Cenovus Energy Inc. plans to spend $2 billion on oil sands projects and other operations in 2011, much of it to lay the groundwork for future projects.
December 9, 2010
by PLANT STAFF
The Foster Creek oil sands development is expected to increase production by 2% in 2011.
Photo: Cenovus Energy
CALGARY: Cenovus Energy Inc. plans to spend $2 billion on oil sands developments and other operations in 2011, much of it to lay the groundwork for future projects.
The Calgary-based energy company said $1.8 billion will go into the construction of approved expansions and current operational activities, and another $500 million has been designated for the development of conventional assets and emerging oil projects. Only a quarter of the capital will go to projects that will be producing in 2011.
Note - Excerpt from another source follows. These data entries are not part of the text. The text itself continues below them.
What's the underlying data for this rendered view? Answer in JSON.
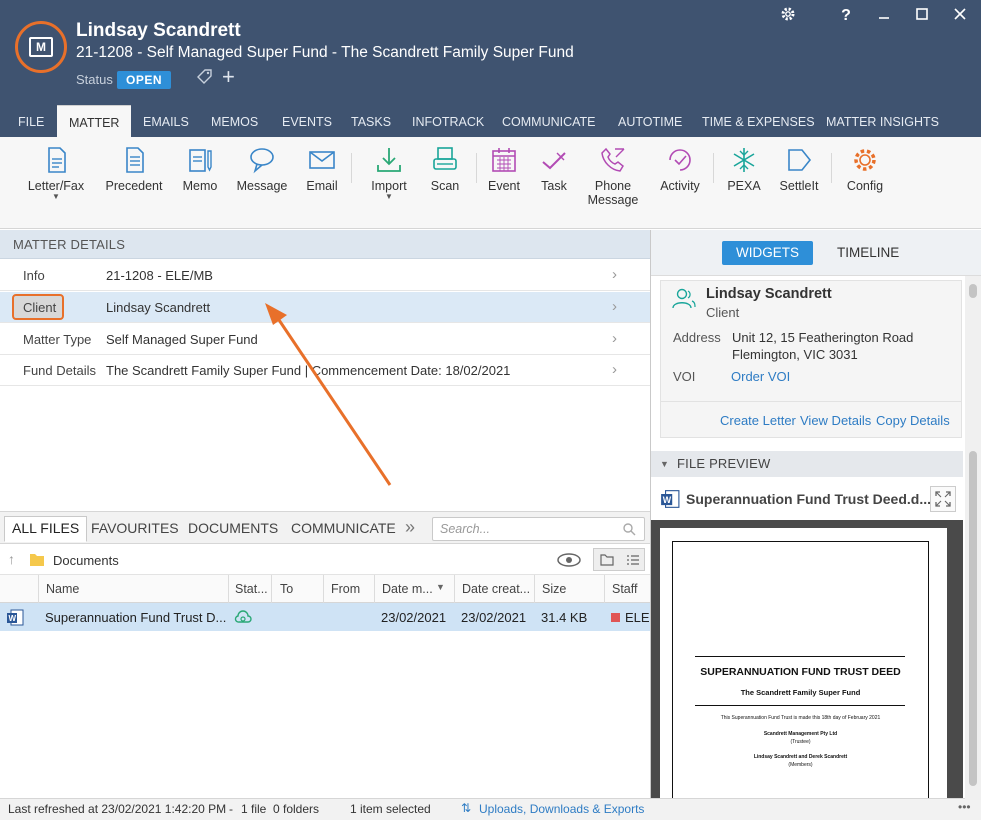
{
  "window": {
    "client_name": "Lindsay Scandrett",
    "matter_line": "21-1208 - Self Managed Super Fund - The Scandrett Family Super Fund",
    "status_label": "Status",
    "status_value": "OPEN",
    "logo_letter": "M",
    "controls": [
      "gear",
      "help",
      "minimize",
      "maximize",
      "close"
    ]
  },
  "tabs": [
    "FILE",
    "MATTER",
    "EMAILS",
    "MEMOS",
    "EVENTS",
    "TASKS",
    "INFOTRACK",
    "COMMUNICATE",
    "AUTOTIME",
    "TIME & EXPENSES",
    "MATTER INSIGHTS"
  ],
  "ribbon": {
    "letter_fax": "Letter/Fax",
    "precedent": "Precedent",
    "memo": "Memo",
    "message": "Message",
    "email": "Email",
    "import": "Import",
    "scan": "Scan",
    "event": "Event",
    "task": "Task",
    "phone_message_1": "Phone",
    "phone_message_2": "Message",
    "activity": "Activity",
    "pexa": "PEXA",
    "settleit": "SettleIt",
    "config": "Config"
  },
  "matter_details": {
    "header": "MATTER DETAILS",
    "rows": [
      {
        "label": "Info",
        "value": "21-1208 - ELE/MB"
      },
      {
        "label": "Client",
        "value": "Lindsay Scandrett"
      },
      {
        "label": "Matter Type",
        "value": "Self Managed Super Fund"
      },
      {
        "label": "Fund Details",
        "value": "The Scandrett Family Super Fund | Commencement Date: 18/02/2021"
      }
    ]
  },
  "files": {
    "tabs": [
      "ALL FILES",
      "FAVOURITES",
      "DOCUMENTS",
      "COMMUNICATE"
    ],
    "search_placeholder": "Search...",
    "folder": "Documents",
    "columns": [
      "Name",
      "Stat...",
      "To",
      "From",
      "Date m...",
      "Date creat...",
      "Size",
      "Staff"
    ],
    "rows": [
      {
        "name": "Superannuation Fund Trust D...",
        "to": "",
        "from": "",
        "date_modified": "23/02/2021",
        "date_created": "23/02/2021",
        "size": "31.4 KB",
        "staff": "ELE"
      }
    ]
  },
  "status_bar": {
    "refreshed": "Last refreshed at 23/02/2021 1:42:20 PM",
    "sep": "-",
    "file_count": "1 file",
    "folder_count": "0 folders",
    "selected": "1 item selected",
    "uploads": "Uploads, Downloads & Exports"
  },
  "right_panel": {
    "tab_widgets": "WIDGETS",
    "tab_timeline": "TIMELINE",
    "contact_name": "Lindsay Scandrett",
    "contact_role": "Client",
    "address_label": "Address",
    "address_line1": "Unit 12, 15 Featherington Road",
    "address_line2": "Flemington, VIC 3031",
    "voi_label": "VOI",
    "voi_link": "Order VOI",
    "create_letter": "Create Letter",
    "view_details": "View Details",
    "copy_details": "Copy Details",
    "file_preview_header": "FILE PREVIEW",
    "preview_file_name": "Superannuation Fund Trust Deed.d...",
    "doc_title": "SUPERANNUATION FUND TRUST DEED",
    "doc_subtitle": "The Scandrett Family Super Fund",
    "doc_line1": "This Superannuation Fund Trust is made this 18th day of February 2021",
    "doc_line2": "Scandrett Management Pty Ltd",
    "doc_line3": "(Trustee)",
    "doc_line4": "Lindsay Scandrett and Derek Scandrett",
    "doc_line5": "(Members)"
  },
  "colors": {
    "titlebar": "#3f5370",
    "accent_orange": "#e8702a",
    "accent_blue": "#2e8fd8",
    "ribbon_blue": "#3a86c8",
    "ribbon_purple": "#b24bb4",
    "ribbon_teal": "#19a59a"
  }
}
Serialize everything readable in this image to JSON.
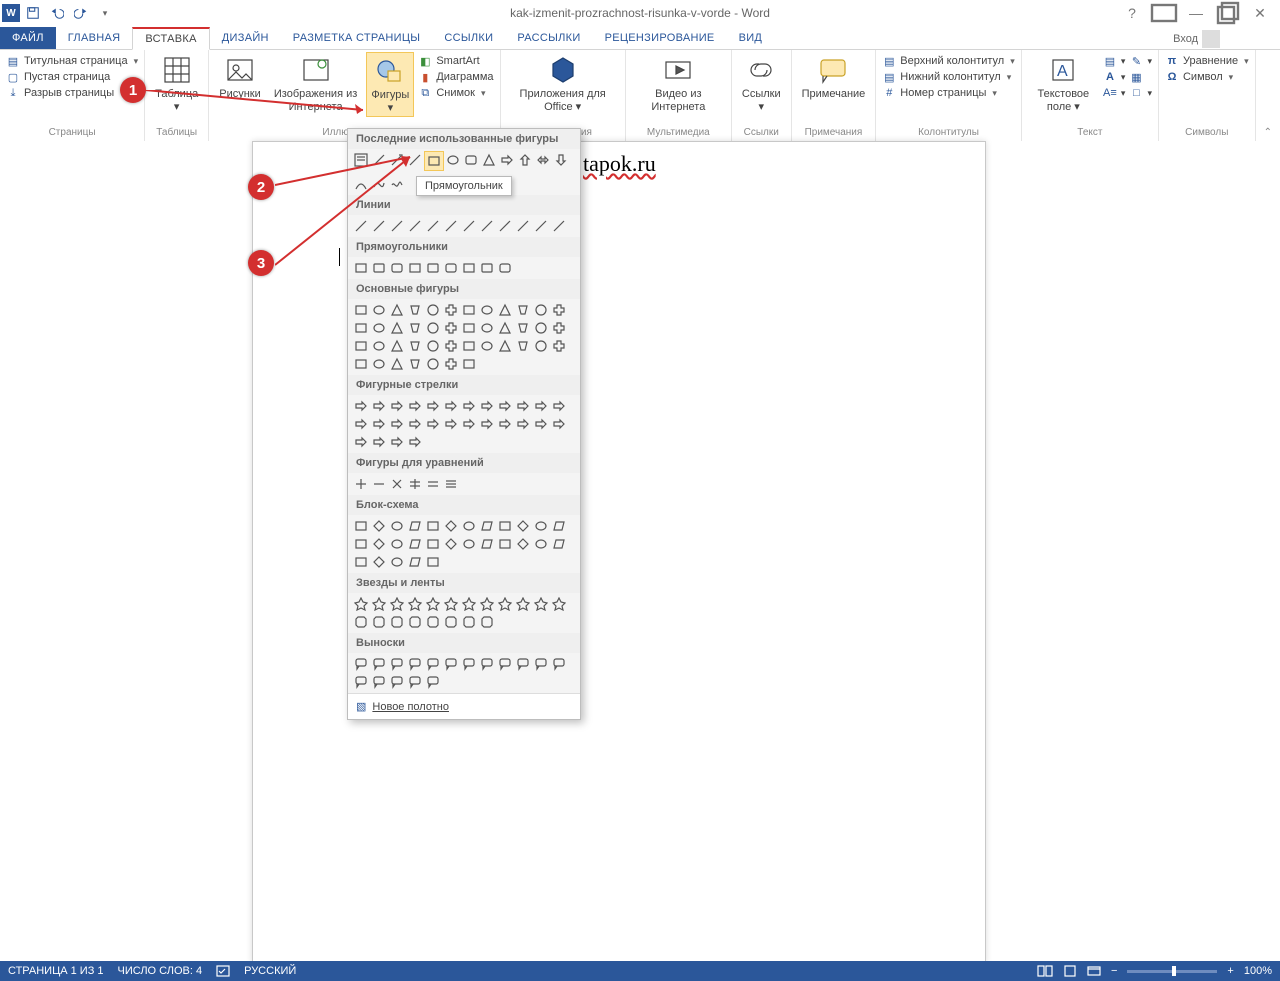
{
  "title": "kak-izmenit-prozrachnost-risunka-v-vorde - Word",
  "login": "Вход",
  "tabs": {
    "file": "ФАЙЛ",
    "home": "ГЛАВНАЯ",
    "insert": "ВСТАВКА",
    "design": "ДИЗАЙН",
    "layout": "РАЗМЕТКА СТРАНИЦЫ",
    "references": "ССЫЛКИ",
    "mailings": "РАССЫЛКИ",
    "review": "РЕЦЕНЗИРОВАНИЕ",
    "view": "ВИД"
  },
  "groups": {
    "pages": {
      "label": "Страницы",
      "title_page": "Титульная страница",
      "blank_page": "Пустая страница",
      "page_break": "Разрыв страницы"
    },
    "tables": {
      "label": "Таблицы",
      "table": "Таблица"
    },
    "illustrations": {
      "label": "Иллюстрации",
      "pictures": "Рисунки",
      "online_pictures": "Изображения из Интернета",
      "shapes": "Фигуры",
      "smartart": "SmartArt",
      "chart": "Диаграмма",
      "screenshot": "Снимок"
    },
    "apps": {
      "label": "Приложения",
      "apps_for_office": "Приложения для Office"
    },
    "media": {
      "label": "Мультимедиа",
      "online_video": "Видео из Интернета"
    },
    "links": {
      "label": "Ссылки",
      "links_btn": "Ссылки"
    },
    "comments": {
      "label": "Примечания",
      "comment": "Примечание"
    },
    "headers": {
      "label": "Колонтитулы",
      "header": "Верхний колонтитул",
      "footer": "Нижний колонтитул",
      "page_number": "Номер страницы"
    },
    "text": {
      "label": "Текст",
      "text_box": "Текстовое поле"
    },
    "symbols": {
      "label": "Символы",
      "equation": "Уравнение",
      "symbol": "Символ"
    }
  },
  "shapes_menu": {
    "recent": "Последние использованные фигуры",
    "lines": "Линии",
    "rectangles": "Прямоугольники",
    "basic": "Основные фигуры",
    "arrows": "Фигурные стрелки",
    "equation": "Фигуры для уравнений",
    "flowchart": "Блок-схема",
    "stars": "Звезды и ленты",
    "callouts": "Выноски",
    "new_canvas": "Новое полотно"
  },
  "tooltip": "Прямоугольник",
  "page_text_suffix": "tapok.ru",
  "callouts": {
    "c1": "1",
    "c2": "2",
    "c3": "3"
  },
  "status": {
    "page": "СТРАНИЦА 1 ИЗ 1",
    "words": "ЧИСЛО СЛОВ: 4",
    "lang": "РУССКИЙ",
    "zoom": "100%"
  }
}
“We’ve established our 10-year strategy to develop our oil sands assets, to double net asset value in five years and to pay a strong and increasing dividend,” said Brian Ferguson, president CEO of Cenovus, which was split from Encana Corp. last year. “Our 2011 budget sets us on the path to achieving these goals. Investments made now and over the next few years will continue to unlock the value of the vast oil resource in Cenovus’s portfolio.”
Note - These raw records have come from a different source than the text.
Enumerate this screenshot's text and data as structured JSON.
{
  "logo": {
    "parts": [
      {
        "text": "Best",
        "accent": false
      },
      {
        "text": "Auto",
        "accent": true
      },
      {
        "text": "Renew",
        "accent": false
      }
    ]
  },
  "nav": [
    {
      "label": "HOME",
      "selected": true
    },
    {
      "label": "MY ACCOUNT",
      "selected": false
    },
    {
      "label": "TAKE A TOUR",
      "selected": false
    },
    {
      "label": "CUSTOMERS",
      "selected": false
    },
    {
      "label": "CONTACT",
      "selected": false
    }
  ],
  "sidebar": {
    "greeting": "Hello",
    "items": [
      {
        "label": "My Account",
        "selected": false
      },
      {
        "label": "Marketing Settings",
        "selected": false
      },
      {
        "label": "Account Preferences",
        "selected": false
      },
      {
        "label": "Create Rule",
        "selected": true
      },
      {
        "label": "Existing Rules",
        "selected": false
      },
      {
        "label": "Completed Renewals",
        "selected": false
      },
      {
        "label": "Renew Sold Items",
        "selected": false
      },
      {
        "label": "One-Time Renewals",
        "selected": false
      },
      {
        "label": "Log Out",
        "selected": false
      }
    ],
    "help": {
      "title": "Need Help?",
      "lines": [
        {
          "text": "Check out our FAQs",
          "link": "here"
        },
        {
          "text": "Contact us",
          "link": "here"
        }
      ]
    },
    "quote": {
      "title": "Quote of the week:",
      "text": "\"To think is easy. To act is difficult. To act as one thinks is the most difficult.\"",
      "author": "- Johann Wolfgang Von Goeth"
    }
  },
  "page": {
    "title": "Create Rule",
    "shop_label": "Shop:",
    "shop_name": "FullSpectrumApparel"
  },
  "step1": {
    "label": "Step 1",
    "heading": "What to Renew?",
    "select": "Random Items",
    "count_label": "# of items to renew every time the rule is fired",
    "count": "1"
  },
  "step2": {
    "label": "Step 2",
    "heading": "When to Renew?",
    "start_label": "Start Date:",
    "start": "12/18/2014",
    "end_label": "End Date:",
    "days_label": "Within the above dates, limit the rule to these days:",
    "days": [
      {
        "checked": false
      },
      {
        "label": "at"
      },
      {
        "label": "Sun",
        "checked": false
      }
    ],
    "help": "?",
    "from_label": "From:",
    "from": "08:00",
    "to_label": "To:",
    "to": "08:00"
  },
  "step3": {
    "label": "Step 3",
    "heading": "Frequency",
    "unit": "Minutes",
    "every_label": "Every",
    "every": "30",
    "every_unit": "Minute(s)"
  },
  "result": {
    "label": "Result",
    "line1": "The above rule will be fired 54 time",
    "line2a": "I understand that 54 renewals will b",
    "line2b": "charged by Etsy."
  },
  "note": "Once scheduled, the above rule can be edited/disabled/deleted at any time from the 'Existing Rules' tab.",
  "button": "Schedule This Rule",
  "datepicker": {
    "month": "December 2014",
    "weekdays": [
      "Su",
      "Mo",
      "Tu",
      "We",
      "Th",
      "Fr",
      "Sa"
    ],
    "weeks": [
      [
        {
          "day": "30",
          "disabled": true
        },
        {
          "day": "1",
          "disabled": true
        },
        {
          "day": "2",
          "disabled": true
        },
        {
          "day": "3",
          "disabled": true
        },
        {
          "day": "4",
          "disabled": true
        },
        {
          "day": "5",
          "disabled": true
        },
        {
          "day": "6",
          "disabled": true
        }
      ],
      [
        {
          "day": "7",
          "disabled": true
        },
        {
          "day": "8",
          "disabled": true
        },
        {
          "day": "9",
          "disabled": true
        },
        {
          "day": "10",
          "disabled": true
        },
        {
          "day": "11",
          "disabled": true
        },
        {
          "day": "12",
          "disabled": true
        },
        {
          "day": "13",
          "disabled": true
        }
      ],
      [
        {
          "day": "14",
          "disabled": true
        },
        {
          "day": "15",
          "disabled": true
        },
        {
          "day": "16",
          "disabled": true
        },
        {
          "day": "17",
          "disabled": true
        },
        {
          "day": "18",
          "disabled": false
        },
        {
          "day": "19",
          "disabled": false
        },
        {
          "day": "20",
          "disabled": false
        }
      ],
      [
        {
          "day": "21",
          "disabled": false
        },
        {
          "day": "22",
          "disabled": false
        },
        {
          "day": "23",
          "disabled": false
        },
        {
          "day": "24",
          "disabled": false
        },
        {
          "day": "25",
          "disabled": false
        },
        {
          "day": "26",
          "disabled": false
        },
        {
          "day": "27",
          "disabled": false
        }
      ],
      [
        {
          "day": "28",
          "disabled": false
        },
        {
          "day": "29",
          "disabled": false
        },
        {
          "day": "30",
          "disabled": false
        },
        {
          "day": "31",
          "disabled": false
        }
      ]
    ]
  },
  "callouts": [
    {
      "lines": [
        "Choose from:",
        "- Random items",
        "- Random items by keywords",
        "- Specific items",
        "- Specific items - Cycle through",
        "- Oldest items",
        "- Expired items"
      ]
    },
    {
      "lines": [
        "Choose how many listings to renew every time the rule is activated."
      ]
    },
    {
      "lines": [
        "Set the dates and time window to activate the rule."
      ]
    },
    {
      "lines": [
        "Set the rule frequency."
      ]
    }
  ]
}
The company said most of about $750 million will be spent on continuing expansion at the Christina Lake and Foster Creek oil sands developments. It expects Foster Creek to increase its average annual production by about 2% next year.
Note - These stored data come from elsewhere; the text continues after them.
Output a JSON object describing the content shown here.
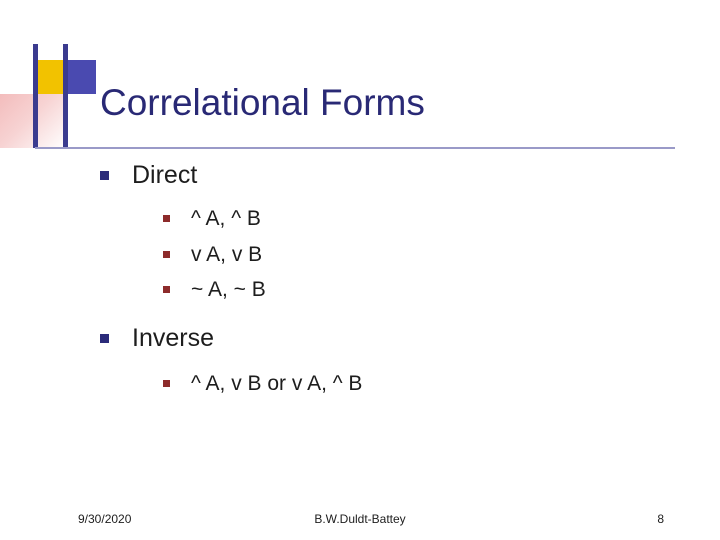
{
  "slide": {
    "title": "Correlational Forms",
    "sections": [
      {
        "heading": "Direct",
        "items": [
          "^ A, ^ B",
          "v A, v B",
          "~ A, ~ B"
        ]
      },
      {
        "heading": "Inverse",
        "items": [
          "^ A, v B or v A, ^ B"
        ]
      }
    ],
    "footer": {
      "date": "9/30/2020",
      "author": "B.W.Duldt-Battey",
      "page_number": "8"
    },
    "colors": {
      "title": "#292975",
      "level1_bullet": "#2b2b7a",
      "level2_bullet": "#8d2b2b",
      "rule": "#9a9ac8",
      "deco_yellow": "#f2c200",
      "deco_blue": "#4a4ab0",
      "deco_pink": "#f3bcbc"
    }
  }
}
“As a result of receiving Alberta Energy Resources Conservation Board approval this fall for an expanded development area for our Foster Creek project, combined with an overall increased recovery factor in the area, we believe we will be in a position to add at least 200 million barrels of proved reserves for our Foster Creek lands at year end 2010,” Ferguson said.
Technology innovation and energy efficiency will get $65 million. Cenovus said it has 50 R&D projects on the go “at all times” and it plans to introduce at least one new commercial technology to its operations every year.